In this week's practical session you will experiment with a chunker and study how a chunker can be used in the information extraction process.

A chunker is a tool that is designed to identify simple syntactic structures such as noun phrases and verb phrases given a tagged text as input.

In contrast to a parser, a chunker does not try to construct deeply nested syntactic structures. The main task of a chunker is to group contiguous sequences of tokens into chunks.
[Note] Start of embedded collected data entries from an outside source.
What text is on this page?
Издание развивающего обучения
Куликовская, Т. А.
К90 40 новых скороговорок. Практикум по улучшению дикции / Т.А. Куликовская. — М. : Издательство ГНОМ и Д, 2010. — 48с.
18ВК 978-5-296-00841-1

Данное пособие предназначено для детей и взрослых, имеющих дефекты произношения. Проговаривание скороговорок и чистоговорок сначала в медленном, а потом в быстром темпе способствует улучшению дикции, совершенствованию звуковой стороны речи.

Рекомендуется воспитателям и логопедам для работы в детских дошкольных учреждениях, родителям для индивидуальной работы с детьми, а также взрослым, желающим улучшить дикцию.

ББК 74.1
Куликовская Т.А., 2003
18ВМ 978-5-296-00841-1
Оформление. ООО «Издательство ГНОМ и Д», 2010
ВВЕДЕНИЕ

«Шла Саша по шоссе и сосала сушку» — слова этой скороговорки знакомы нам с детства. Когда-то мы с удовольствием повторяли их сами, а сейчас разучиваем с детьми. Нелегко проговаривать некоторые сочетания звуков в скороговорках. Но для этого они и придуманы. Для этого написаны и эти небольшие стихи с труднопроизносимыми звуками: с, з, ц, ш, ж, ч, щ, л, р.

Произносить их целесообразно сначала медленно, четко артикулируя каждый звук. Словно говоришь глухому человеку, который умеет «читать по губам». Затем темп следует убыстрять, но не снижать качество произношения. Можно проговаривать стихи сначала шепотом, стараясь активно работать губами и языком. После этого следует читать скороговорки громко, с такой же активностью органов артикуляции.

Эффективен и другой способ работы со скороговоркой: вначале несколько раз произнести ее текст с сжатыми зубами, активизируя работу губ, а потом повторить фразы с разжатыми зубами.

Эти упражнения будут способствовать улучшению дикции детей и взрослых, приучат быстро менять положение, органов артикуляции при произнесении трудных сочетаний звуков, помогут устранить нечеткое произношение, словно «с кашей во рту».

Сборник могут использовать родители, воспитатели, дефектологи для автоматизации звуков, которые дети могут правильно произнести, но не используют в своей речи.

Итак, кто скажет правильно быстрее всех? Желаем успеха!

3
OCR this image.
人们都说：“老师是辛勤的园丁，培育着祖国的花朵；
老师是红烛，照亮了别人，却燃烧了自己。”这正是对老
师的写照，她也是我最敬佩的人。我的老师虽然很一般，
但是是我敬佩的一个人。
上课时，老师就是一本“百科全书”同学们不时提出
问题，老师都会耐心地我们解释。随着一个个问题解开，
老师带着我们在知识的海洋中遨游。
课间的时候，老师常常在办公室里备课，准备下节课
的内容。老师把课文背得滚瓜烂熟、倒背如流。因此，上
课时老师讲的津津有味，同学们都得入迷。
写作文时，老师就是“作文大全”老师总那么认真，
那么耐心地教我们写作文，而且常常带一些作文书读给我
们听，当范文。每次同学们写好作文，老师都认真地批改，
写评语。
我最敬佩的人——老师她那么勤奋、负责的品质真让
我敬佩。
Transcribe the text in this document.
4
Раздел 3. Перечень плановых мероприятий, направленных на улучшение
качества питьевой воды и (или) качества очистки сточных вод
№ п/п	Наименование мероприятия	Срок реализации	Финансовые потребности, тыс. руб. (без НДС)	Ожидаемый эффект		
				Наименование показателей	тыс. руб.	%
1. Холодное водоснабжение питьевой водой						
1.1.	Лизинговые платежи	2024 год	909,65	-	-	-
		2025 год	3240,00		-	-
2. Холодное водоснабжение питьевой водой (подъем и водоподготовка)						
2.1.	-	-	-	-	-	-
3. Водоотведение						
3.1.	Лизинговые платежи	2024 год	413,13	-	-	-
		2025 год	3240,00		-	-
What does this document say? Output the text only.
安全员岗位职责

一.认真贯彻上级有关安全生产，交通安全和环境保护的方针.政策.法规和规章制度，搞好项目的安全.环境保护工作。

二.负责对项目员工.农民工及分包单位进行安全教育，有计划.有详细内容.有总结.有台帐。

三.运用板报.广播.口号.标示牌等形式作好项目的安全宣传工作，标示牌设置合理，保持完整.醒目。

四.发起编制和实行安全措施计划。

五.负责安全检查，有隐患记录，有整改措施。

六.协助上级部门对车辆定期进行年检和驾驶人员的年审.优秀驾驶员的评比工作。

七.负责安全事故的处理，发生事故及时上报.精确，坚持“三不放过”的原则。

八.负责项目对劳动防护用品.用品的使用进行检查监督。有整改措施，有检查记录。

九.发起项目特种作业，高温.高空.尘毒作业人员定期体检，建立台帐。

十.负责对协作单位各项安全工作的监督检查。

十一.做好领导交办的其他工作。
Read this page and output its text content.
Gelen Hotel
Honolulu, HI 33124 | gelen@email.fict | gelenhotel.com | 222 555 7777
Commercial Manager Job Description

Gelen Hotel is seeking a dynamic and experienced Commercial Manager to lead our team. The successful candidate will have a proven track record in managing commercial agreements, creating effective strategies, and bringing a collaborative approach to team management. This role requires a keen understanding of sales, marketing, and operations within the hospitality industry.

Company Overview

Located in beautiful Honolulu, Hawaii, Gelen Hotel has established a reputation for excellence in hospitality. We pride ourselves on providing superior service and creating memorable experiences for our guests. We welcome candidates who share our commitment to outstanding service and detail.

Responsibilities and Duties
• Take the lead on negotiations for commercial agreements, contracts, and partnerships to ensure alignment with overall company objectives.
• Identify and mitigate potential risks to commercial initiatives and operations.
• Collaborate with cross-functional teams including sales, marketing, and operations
These chunks are helpful for information extraction tasks and for describing and checking the syntactic environment of words.

For this weeks practical seesion, please read Chapter 7 (Chunking) of the NLTK documentation.

Your Task

  • In the practical session, please work through the Sections 7.1-7.4.1 of the NLTK documentation and try out all examples dicussed there using Python.

    Before you start experimenting with these examples, make sure that

    • the numerical Python module NumPy is installed on your machine;
    • the CoNLL 2000 corpus which contains 270k words of Wall Street Journal text with IOB tags is available in the directory 'corpora/conll2000/train.txt' of your NLTK installation.

  • If you have enough time, try to modify the following input sentence (discussed in Section 7.4.1 of the NLTK documentation)
    
      text = '''
        he PRP B-NP
        accepted VBD B-VP
        the DT B-NP
        position NN I-NP
        of IN B-PP
        vice NN B-NP
        chairman NN I-NP
        of IN B-PP
        Carlyle NNP B-NP
        Group NNP I-NP
        , , O
        a DT B-NP
        merchant NN I-NP
        banking NN I-NP
        concern NN I-NP'''
    
    
    and generate different NP chunks in treew format using the conversion function chunk.conllstr2tree().
  • Try to extract different types of chunked text from the CoNLL 2000 corpus (you can find an example in Section 7.4.1 which explains how you can do this).

After this practical session you should know:

  • what a chunker is and what text format a chunker takes as input;
  • what the difference is between a chunker and a parser;
  • what tag patterns are;
  • how you can do chunking with regular expressions;
  • how chunking can be used for various information extraction tasks.

If you encounter any problems, please ask your practical supervisor for help.